The Food Blogger Pro Podcast talks about this a lot with their concept of 1% Infinity. The goal is not to be perfect or the best, but to improve by 1%, every day, for the rest of your life. I wish I had learned this concept before law school! I probably would have saved myself a mental breakdown or two!
2. Count my blessings.
Nothing breaks up a pity party faster than a reminder of all the things I am thankful for! Sometimes, it can be hard to get started. On those days, I start with Bill, my cat, who actually is perfect. Once I have her on my mind, Taco’s better qualities and the silliness he brings to my life are soon to follow. After that change in mindset, my gratitude starts to really flow until my mind is filled to the brim with the dream man I actually get to spend my life with, the dream apartment I actually get to live in, the dream job I actually get to do, and my garden, filled to the brim with tomatoes that are practically falling off of the vine to be put into my next soup! I should probably stop before this blog post turns into a list of things I’m grateful for!
3. Be compassionate towards myself.
If you are anything like me, this is a real challenge. It’s not that I don’t think I deserve compassion, I just think I don’t need it, because I am resilient and resourceful and really should know better than to be caramelizing tomatoes into dust.
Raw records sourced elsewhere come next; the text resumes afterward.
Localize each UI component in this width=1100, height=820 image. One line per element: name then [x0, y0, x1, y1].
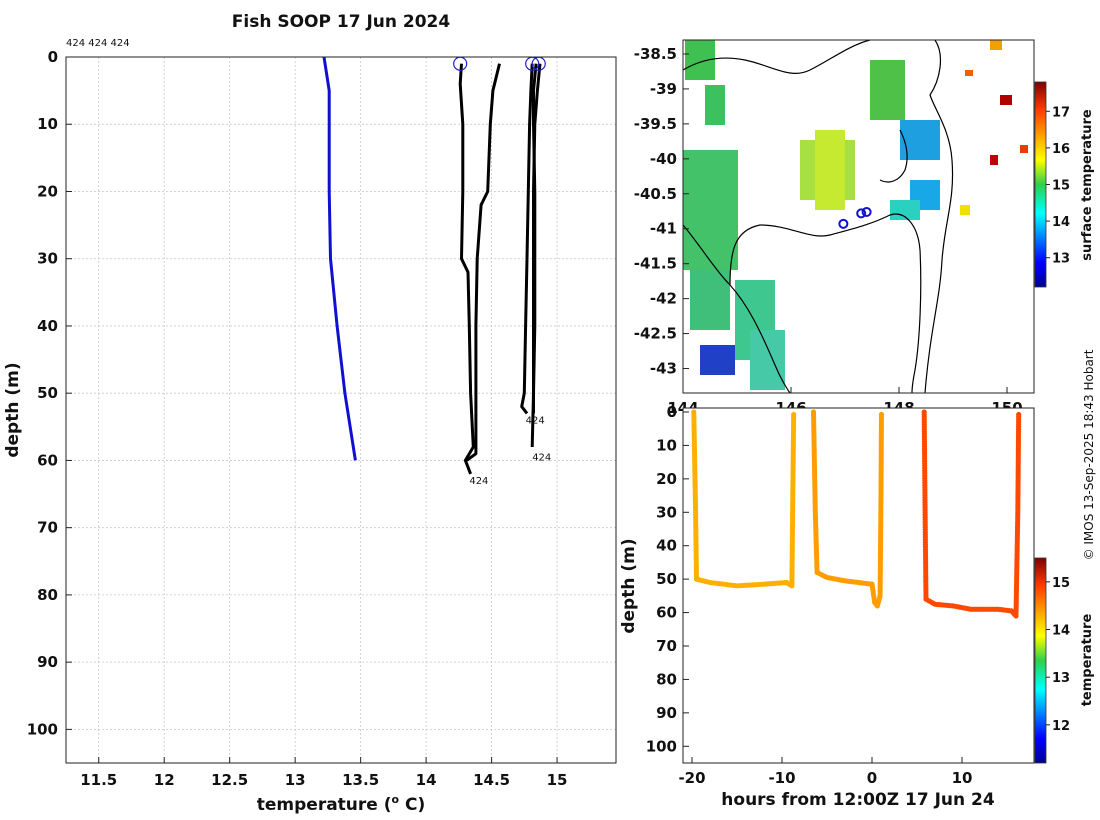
map-colorbar-label: surface temperature	[1080, 109, 1095, 261]
profile-y-tick-label: 40	[37, 317, 58, 335]
map-y-tick-label: -42	[650, 290, 677, 308]
timeseries-y-tick-label: 50	[656, 570, 677, 588]
profile-y-tick-label: 70	[37, 519, 58, 537]
profile-start-marker	[531, 56, 546, 71]
profile-y-tick-label: 10	[37, 115, 58, 133]
map-colorbar	[1034, 81, 1047, 288]
profile-chart: 11.5 12 12.5 13 13.5 14 14.5 15 0 10 20 30 40 50 60 70 8…	[3, 12, 617, 815]
profile-x-tick-label: 11.5	[80, 771, 117, 789]
map-colorbar-tick-label: 15	[1052, 179, 1070, 194]
timeseries-colorbar-tick-label: 14	[1052, 624, 1070, 639]
timeseries-colorbar-label: temperature	[1080, 614, 1095, 707]
map-y-tick-label: -39	[650, 80, 677, 98]
profile-x-tick-label: 14	[416, 771, 437, 789]
map-colorbar-tick-label: 14	[1052, 215, 1070, 230]
profile-y-axis-label: depth (m)	[3, 362, 23, 457]
ship-position-marker	[856, 208, 867, 219]
timeseries-y-tick-label: 20	[656, 470, 677, 488]
profile-x-tick-label: 12.5	[211, 771, 248, 789]
timeseries-x-tick-label: 0	[867, 769, 877, 787]
timeseries-frame	[682, 407, 1035, 764]
map-y-tick-label: -41	[650, 220, 677, 238]
timeseries-y-axis-label: depth (m)	[619, 538, 639, 633]
profile-y-tick-label: 100	[27, 720, 58, 738]
profile-series-profile-3	[520, 63, 534, 415]
profile-x-tick-label: 14.5	[473, 771, 510, 789]
profile-x-tick-label: 13.5	[342, 771, 379, 789]
timeseries-y-tick-label: 70	[656, 637, 677, 655]
timeseries-x-axis-label: hours from 12:00Z 17 Jun 24	[721, 790, 995, 810]
profile-y-tick-label: 0	[48, 48, 58, 66]
map-layers	[683, 40, 1028, 393]
timeseries-y-tick-label: 80	[656, 670, 677, 688]
timeseries-point	[1016, 411, 1022, 418]
profile-y-tick-label: 30	[37, 250, 58, 268]
timeseries-point	[791, 411, 797, 418]
timeseries-y-tick-label: 60	[656, 604, 677, 622]
map-frame	[682, 39, 1035, 394]
timeseries-colorbar-tick-label: 15	[1052, 576, 1070, 591]
timeseries-x-tick-label: 10	[952, 769, 973, 787]
profile-series-climatology	[322, 57, 357, 461]
map-y-tick-label: -40	[650, 150, 677, 168]
profile-start-marker	[453, 56, 468, 71]
timeseries-colorbar-tick-label: 12	[1052, 719, 1070, 734]
sst-map: -38.5 -39 -39.5 -40 -40.5 -41 -41.5 -42 -42.5 -43…	[634, 39, 1095, 417]
map-y-tick-label: -38.5	[634, 45, 677, 63]
coastline	[683, 40, 954, 393]
timeseries-colorbar	[1034, 557, 1047, 764]
profile-y-tick-label: 80	[37, 586, 58, 604]
profile-x-axis-label: temperature (o C)	[257, 793, 426, 815]
credit-text: © IMOS 13-Sep-2025 18:43 Hobart	[1082, 349, 1096, 560]
sst-pixels	[683, 40, 1028, 390]
timeseries-y-tick-label: 90	[656, 704, 677, 722]
timeseries-x-tick-label: -10	[768, 769, 795, 787]
profile-y-tick-label: 60	[37, 451, 58, 469]
profile-series-profile-5	[530, 63, 542, 448]
timeseries-y-tick-label: 10	[656, 436, 677, 454]
timeseries-point	[878, 411, 885, 418]
profile-plot-frame	[65, 56, 617, 764]
profile-title: Fish SOOP 17 Jun 2024	[232, 12, 451, 32]
timeseries-y-tick-label: 40	[656, 537, 677, 555]
ship-track-markers	[838, 206, 872, 229]
map-y-tick-label: -42.5	[634, 325, 677, 343]
timeseries-y-tick-label: 100	[646, 737, 677, 755]
profile-series-profile-2	[465, 63, 501, 462]
timeseries-y-tick-label: 30	[656, 503, 677, 521]
map-y-tick-label: -40.5	[634, 185, 677, 203]
profile-x-axis-label-unit: C)	[399, 795, 425, 815]
map-y-tick-label: -39.5	[634, 115, 677, 133]
profile-x-tick-label: 15	[547, 771, 568, 789]
profile-y-tick-label: 50	[37, 384, 58, 402]
profile-x-tick-label: 12	[154, 771, 175, 789]
profile-annotation-label: 424	[469, 476, 488, 487]
map-colorbar-tick-label: 13	[1052, 252, 1070, 267]
map-y-tick-label: -43	[650, 360, 677, 378]
map-y-tick-label: -41.5	[634, 255, 677, 273]
profile-annotation-label: 424	[532, 452, 551, 463]
profile-annotation-label: 424	[526, 415, 545, 426]
profile-y-tick-label: 20	[37, 182, 58, 200]
profile-start-marker	[525, 56, 540, 71]
ship-position-marker	[838, 218, 849, 229]
timeseries-colorbar-tick-label: 13	[1052, 671, 1070, 686]
timeseries-x-tick-label: -20	[678, 769, 705, 787]
map-colorbar-tick-label: 17	[1052, 105, 1070, 120]
profile-x-axis-label-degree: o	[392, 793, 400, 806]
ship-position-marker	[861, 206, 872, 217]
depth-time-chart: 0 10 20 30 40 50 60 70 80 90 100-20 -10 0 10 12 13 14 15…	[619, 403, 1095, 810]
profile-header-note: 424 424 424	[66, 38, 130, 49]
map-colorbar-tick-label: 16	[1052, 142, 1070, 157]
timeseries-y-tick-label: 0	[667, 403, 677, 421]
profile-series-profile-1	[458, 63, 475, 475]
profile-x-tick-label: 13	[285, 771, 306, 789]
profile-x-axis-label-main: temperature (	[257, 795, 392, 815]
profile-y-tick-label: 90	[37, 653, 58, 671]
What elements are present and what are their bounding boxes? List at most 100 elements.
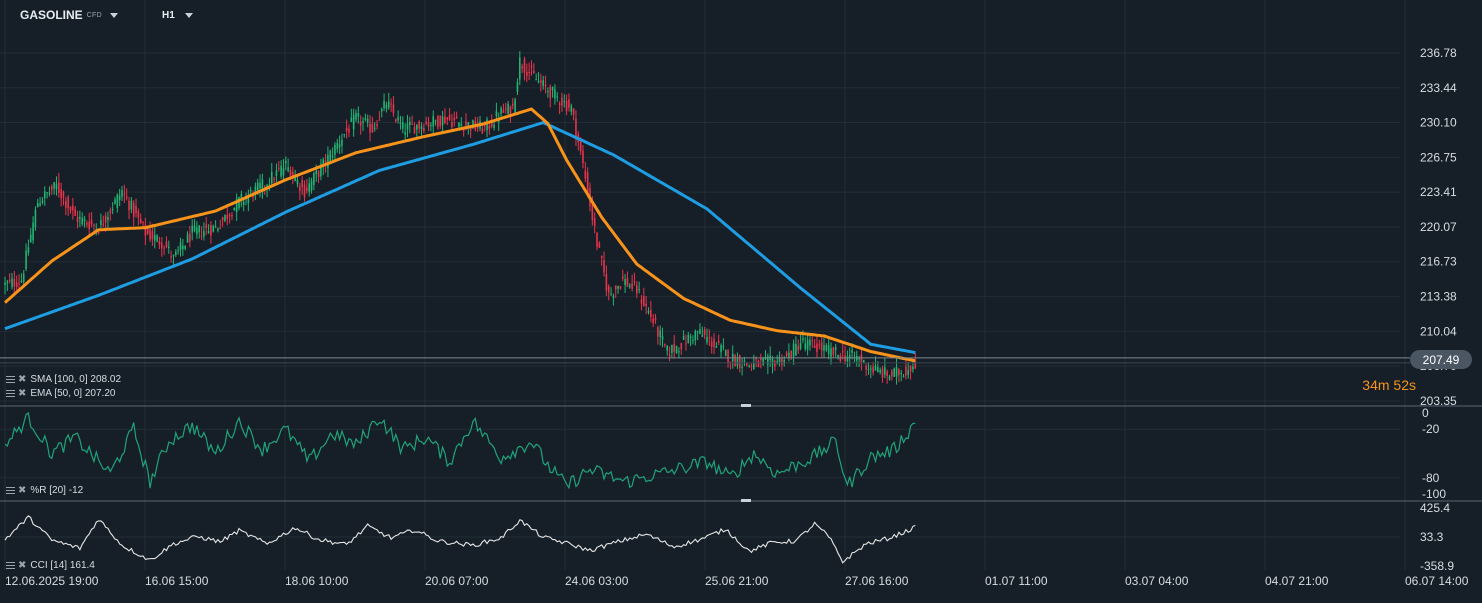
candle-body bbox=[130, 200, 133, 210]
candle-body bbox=[203, 231, 205, 237]
close-icon[interactable]: ✖ bbox=[18, 485, 27, 496]
candles[interactable] bbox=[4, 51, 917, 385]
candle-body bbox=[612, 295, 615, 298]
current-price-badge[interactable]: 207.49 bbox=[1410, 350, 1472, 369]
candle-body bbox=[788, 352, 790, 359]
timeframe-selector[interactable]: H1 bbox=[162, 10, 193, 21]
candle-body bbox=[352, 114, 355, 130]
candle-body bbox=[572, 108, 575, 115]
candle-body bbox=[537, 80, 540, 83]
candle-body bbox=[870, 368, 872, 370]
symbol-name: GASOLINE bbox=[20, 8, 83, 22]
close-icon[interactable]: ✖ bbox=[18, 374, 27, 385]
candle-body bbox=[668, 354, 671, 357]
candle-body bbox=[20, 280, 23, 282]
candle-body bbox=[420, 126, 423, 130]
candle-body bbox=[858, 358, 860, 360]
candle-body bbox=[207, 230, 210, 234]
candle-body bbox=[114, 199, 116, 204]
candle-body bbox=[781, 358, 783, 366]
candle-body bbox=[846, 356, 849, 362]
candle-body bbox=[628, 285, 631, 287]
candle-body bbox=[439, 115, 442, 127]
candle-body bbox=[500, 108, 502, 114]
legend-wr-label: %R [20] -12 bbox=[30, 485, 84, 496]
candle-body bbox=[827, 345, 830, 354]
candle-body bbox=[392, 104, 395, 114]
candle-body bbox=[29, 234, 32, 242]
candle-body bbox=[261, 179, 264, 193]
candle-body bbox=[380, 108, 383, 112]
close-icon[interactable]: ✖ bbox=[18, 388, 27, 399]
candle-body bbox=[490, 122, 493, 127]
candle-body bbox=[423, 128, 425, 132]
legend-wr: ✖ %R [20] -12 bbox=[6, 485, 83, 496]
candle-body bbox=[682, 336, 685, 340]
symbol-selector[interactable]: GASOLINE CFD bbox=[20, 8, 118, 22]
candle-body bbox=[338, 144, 341, 148]
settings-icon[interactable] bbox=[6, 389, 15, 398]
candle-body bbox=[369, 123, 371, 133]
candle-body bbox=[757, 360, 760, 367]
candle-body bbox=[221, 217, 224, 221]
candle-body bbox=[834, 347, 837, 350]
candle-body bbox=[406, 123, 409, 130]
countdown-seconds: 52 bbox=[1393, 377, 1409, 393]
candle-body bbox=[299, 186, 301, 191]
candle-body bbox=[69, 206, 72, 211]
candle-body bbox=[469, 127, 472, 131]
candle-body bbox=[163, 247, 165, 249]
settings-icon[interactable] bbox=[6, 375, 15, 384]
candle-body bbox=[275, 170, 278, 176]
wr-line bbox=[4, 411, 916, 490]
candle-body bbox=[818, 344, 821, 346]
timeframe-label: H1 bbox=[161, 9, 175, 21]
candle-body bbox=[385, 105, 388, 109]
candle-body bbox=[193, 225, 196, 232]
time-axis-label: 03.07 04:00 bbox=[1125, 574, 1189, 588]
chevron-down-icon[interactable] bbox=[184, 12, 193, 18]
candle-body bbox=[893, 368, 895, 377]
candle-body bbox=[451, 121, 453, 128]
candle-body bbox=[575, 118, 577, 139]
candle-body bbox=[884, 367, 886, 375]
candle-body bbox=[441, 116, 444, 126]
candle-body bbox=[654, 317, 657, 320]
candle-body bbox=[132, 202, 135, 217]
candle-body bbox=[210, 224, 212, 236]
candle-body bbox=[659, 330, 661, 338]
candle-body bbox=[116, 194, 119, 209]
candle-body bbox=[313, 173, 315, 185]
settings-icon[interactable] bbox=[6, 486, 15, 495]
candle-body bbox=[841, 351, 844, 353]
candle-body bbox=[820, 342, 823, 351]
candle-body bbox=[341, 139, 343, 146]
candle-body bbox=[331, 155, 334, 157]
close-icon[interactable]: ✖ bbox=[18, 560, 27, 571]
chevron-down-icon[interactable] bbox=[109, 12, 118, 18]
candle-body bbox=[256, 182, 259, 191]
settings-icon[interactable] bbox=[6, 561, 15, 570]
candle-body bbox=[254, 186, 257, 193]
candle-body bbox=[303, 184, 306, 198]
candle-body bbox=[394, 119, 397, 122]
candle-body bbox=[289, 170, 292, 179]
candle-body bbox=[624, 279, 626, 285]
candle-body bbox=[643, 296, 645, 307]
candle-body bbox=[233, 207, 236, 211]
candle-body bbox=[619, 286, 622, 289]
candle-body bbox=[877, 367, 879, 372]
candle-body bbox=[292, 172, 294, 177]
candle-body bbox=[214, 226, 217, 228]
overlays bbox=[0, 357, 1482, 502]
candle-body bbox=[97, 231, 100, 234]
candle-body bbox=[540, 80, 542, 83]
price-axis-tick: 230.10 bbox=[1420, 116, 1457, 130]
candle-body bbox=[219, 227, 222, 229]
time-axis-label: 18.06 10:00 bbox=[285, 574, 349, 588]
candle-body bbox=[413, 127, 416, 134]
candle-body bbox=[722, 346, 725, 348]
countdown-s-unit: s bbox=[1409, 377, 1416, 393]
candle-body bbox=[900, 372, 903, 375]
candle-body bbox=[797, 345, 800, 351]
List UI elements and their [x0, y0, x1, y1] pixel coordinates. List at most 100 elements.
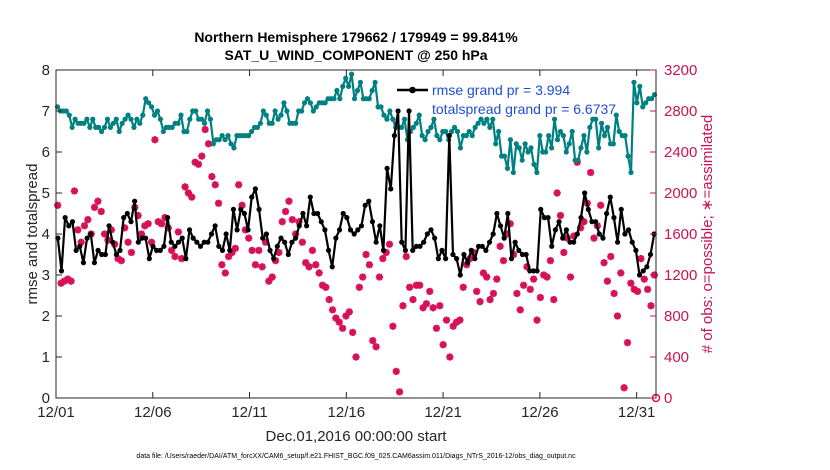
- legend-rmse-label: rmse grand pr = 3.994: [432, 82, 570, 98]
- y2-tick-label: 0: [664, 390, 672, 407]
- rmse-point: [278, 235, 284, 241]
- totalspread-point: [431, 116, 437, 122]
- obs-assimilated-point: [124, 238, 132, 246]
- obs-assimilated-point: [315, 269, 323, 277]
- totalspread-point: [448, 128, 455, 135]
- rmse-point: [391, 133, 398, 139]
- totalspread-point: [522, 141, 528, 147]
- totalspread-point: [560, 133, 566, 139]
- obs-assimilated-point: [375, 273, 384, 281]
- totalspread-point: [434, 133, 440, 139]
- obs-assimilated-point: [623, 339, 632, 347]
- rmse-point: [157, 247, 163, 253]
- rmse-point: [190, 235, 196, 241]
- rmse-point: [355, 227, 361, 233]
- obs-assimilated-point: [178, 255, 186, 263]
- y-tick-label: 7: [42, 103, 50, 120]
- rmse-point: [369, 219, 376, 225]
- obs-assimilated-point: [590, 234, 598, 242]
- obs-assimilated-point: [566, 273, 575, 281]
- totalspread-point: [428, 124, 434, 130]
- totalspread-point: [401, 116, 408, 122]
- y2-tick-label: 2800: [664, 103, 697, 120]
- rmse-point: [593, 219, 599, 225]
- totalspread-point: [69, 124, 75, 130]
- obs-assimilated-point: [349, 328, 357, 336]
- totalspread-point: [478, 116, 484, 122]
- rmse-point: [457, 272, 463, 278]
- obs-assimilated-point: [278, 218, 286, 226]
- totalspread-point: [84, 116, 90, 122]
- rmse-point: [282, 239, 288, 245]
- totalspread-point: [551, 116, 558, 122]
- obs-assimilated-point: [359, 273, 367, 281]
- obs-assimilated-point: [446, 353, 454, 361]
- totalspread-point: [554, 137, 561, 143]
- totalspread-point: [519, 157, 525, 163]
- rmse-point: [446, 133, 452, 139]
- rmse-point: [607, 194, 613, 200]
- y2-tick-label: 3200: [664, 62, 697, 79]
- totalspread-point: [510, 169, 516, 176]
- obs-assimilated-point: [476, 298, 484, 306]
- obs-assimilated-point: [345, 308, 353, 316]
- totalspread-point: [584, 149, 590, 155]
- rmse-point: [479, 243, 485, 249]
- rmse-point: [143, 235, 149, 241]
- obs-assimilated-point: [312, 261, 320, 269]
- obs-assimilated-point: [90, 203, 99, 211]
- obs-assimilated-point: [416, 281, 424, 289]
- totalspread-point: [101, 124, 108, 130]
- obs-assimilated-point: [536, 293, 544, 302]
- obs-assimilated-point: [610, 289, 618, 298]
- totalspread-point: [648, 96, 655, 102]
- totalspread-point: [463, 133, 469, 139]
- rmse-point: [402, 247, 408, 253]
- rmse-point: [245, 227, 251, 233]
- rmse-point: [99, 251, 105, 258]
- totalspread-point: [90, 116, 96, 122]
- rmse-point: [541, 215, 548, 221]
- obs-assimilated-point: [74, 226, 82, 234]
- obs-assimilated-point: [268, 273, 276, 281]
- totalspread-point: [531, 161, 537, 167]
- rmse-point: [410, 247, 416, 253]
- obs-assimilated-point: [409, 296, 417, 304]
- rmse-point: [596, 231, 602, 237]
- totalspread-point: [184, 128, 190, 135]
- obs-assimilated-point: [127, 248, 136, 257]
- totalspread-point: [487, 124, 493, 130]
- totalspread-point: [81, 120, 87, 126]
- x-tick-label: 12/16: [328, 404, 366, 421]
- obs-assimilated-point: [214, 199, 223, 207]
- rmse-point: [154, 247, 160, 253]
- obs-assimilated-point: [282, 207, 290, 216]
- rmse-point: [501, 235, 507, 241]
- rmse-point: [640, 268, 646, 274]
- totalspread-point: [490, 116, 496, 122]
- totalspread-point: [151, 112, 158, 118]
- totalspread-point: [616, 128, 622, 135]
- totalspread-point: [134, 116, 140, 122]
- x-tick-label: 12/26: [521, 404, 559, 421]
- rmse-point: [366, 198, 372, 204]
- rmse-point: [197, 243, 204, 249]
- totalspread-point: [472, 124, 478, 130]
- rmse-point: [552, 227, 558, 233]
- totalspread-point: [625, 153, 631, 159]
- obs-assimilated-point: [372, 343, 380, 351]
- totalspread-point: [116, 128, 122, 135]
- totalspread-point: [493, 141, 499, 147]
- totalspread-point: [113, 116, 119, 122]
- totalspread-point: [631, 79, 637, 85]
- rmse-point: [124, 210, 130, 217]
- totalspread-point: [548, 145, 555, 151]
- totalspread-point: [525, 149, 531, 155]
- rmse-point: [490, 231, 496, 237]
- totalspread-point: [298, 108, 305, 114]
- rmse-point: [636, 272, 643, 278]
- totalspread-point: [178, 112, 184, 118]
- y-tick-label: 3: [42, 267, 50, 284]
- rmse-point: [351, 231, 357, 237]
- obs-assimilated-point: [560, 248, 568, 257]
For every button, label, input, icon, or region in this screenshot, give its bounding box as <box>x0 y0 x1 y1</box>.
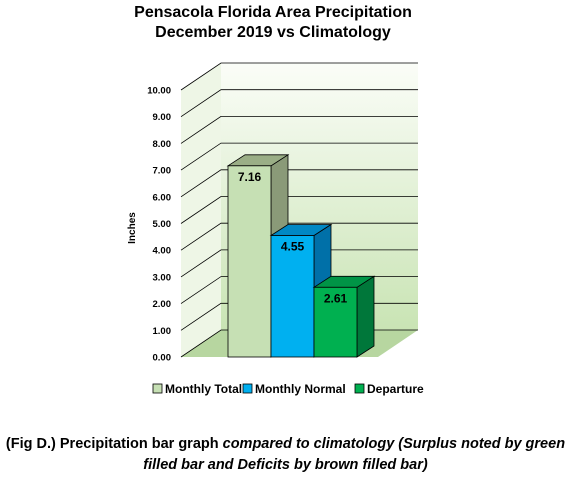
gridline <box>180 116 418 144</box>
gridline <box>180 62 418 91</box>
legend-label: Monthly Normal <box>255 382 346 396</box>
bar-side <box>356 275 375 358</box>
gridline <box>180 249 418 278</box>
y-tick-label: 2.00 <box>153 299 172 310</box>
caption-italic-text: compared to climatology (Surplus noted b… <box>143 436 566 473</box>
caption-text: (Fig D.) Precipitation bar graph <box>5 436 223 452</box>
legend-label: Departure <box>367 382 424 396</box>
gridline <box>180 89 418 118</box>
bar <box>227 165 272 358</box>
y-tick-label: 4.00 <box>153 246 172 257</box>
gridline <box>180 169 418 198</box>
gridline <box>180 142 418 171</box>
y-tick-label: 6.00 <box>153 192 172 203</box>
figure-caption: (Fig D.) Precipitation bar graph compare… <box>0 434 571 476</box>
y-tick-label: 3.00 <box>153 272 172 283</box>
y-tick-label: 0.00 <box>153 353 172 364</box>
gridline <box>180 196 418 224</box>
legend-swatch <box>242 383 253 394</box>
y-tick-label: 7.00 <box>153 166 172 177</box>
data-label: 2.61 <box>324 291 348 305</box>
data-label: 4.55 <box>281 240 305 254</box>
data-label: 7.16 <box>238 170 262 184</box>
chart: Pensacola Florida Area Precipitation Dec… <box>127 4 424 396</box>
chart-subtitle: December 2019 vs Climatology <box>155 24 391 41</box>
legend: Monthly Total Monthly Normal Departure <box>152 382 424 396</box>
y-tick-label: 10.00 <box>147 86 171 97</box>
legend-swatch <box>354 383 365 394</box>
legend-swatch <box>152 383 163 394</box>
y-tick-label: 1.00 <box>153 326 172 337</box>
chart-title: Pensacola Florida Area Precipitation <box>134 4 412 21</box>
bar <box>313 286 358 358</box>
y-axis-label: Inches <box>127 212 138 244</box>
y-tick-label: 5.00 <box>153 219 172 230</box>
legend-label: Monthly Total <box>165 382 242 396</box>
y-tick-label: 9.00 <box>153 112 172 123</box>
gridline <box>180 222 418 251</box>
y-tick-label: 8.00 <box>153 139 172 150</box>
bar <box>270 235 315 358</box>
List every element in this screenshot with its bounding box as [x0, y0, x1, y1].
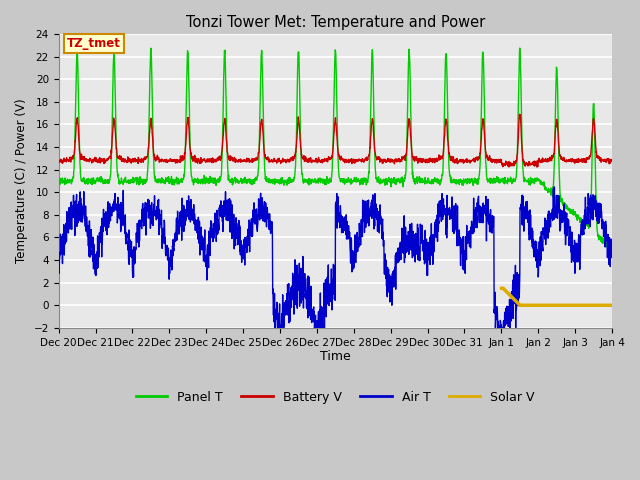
Y-axis label: Temperature (C) / Power (V): Temperature (C) / Power (V) [15, 98, 28, 263]
Text: TZ_tmet: TZ_tmet [67, 37, 121, 50]
Legend: Panel T, Battery V, Air T, Solar V: Panel T, Battery V, Air T, Solar V [131, 385, 540, 408]
X-axis label: Time: Time [320, 350, 351, 363]
Title: Tonzi Tower Met: Temperature and Power: Tonzi Tower Met: Temperature and Power [186, 15, 485, 30]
Ok, wow! Maybe I actually don’t think I deserve compassion!? Dang! Revelation of the day. Remind me to put “blogging as therapy” on my list of things to be grateful for!
This step isn’t easy at all for me, as you can see, so I have broken it into two Jedi mind tricks that work for me. First, I imagine that I am giving feedback and encouragement to an intern or friend, not to myself. Then, I accept that feedback and encouragement as if I am getting it from my grandmother, supervisor, or Beyonce, and I accept it.
So there it is! The three steps that have gotten my through this crap week! I hope they work for you! Please share any bad week coping mechanism you use in the comments cause I am always looking to improve the system!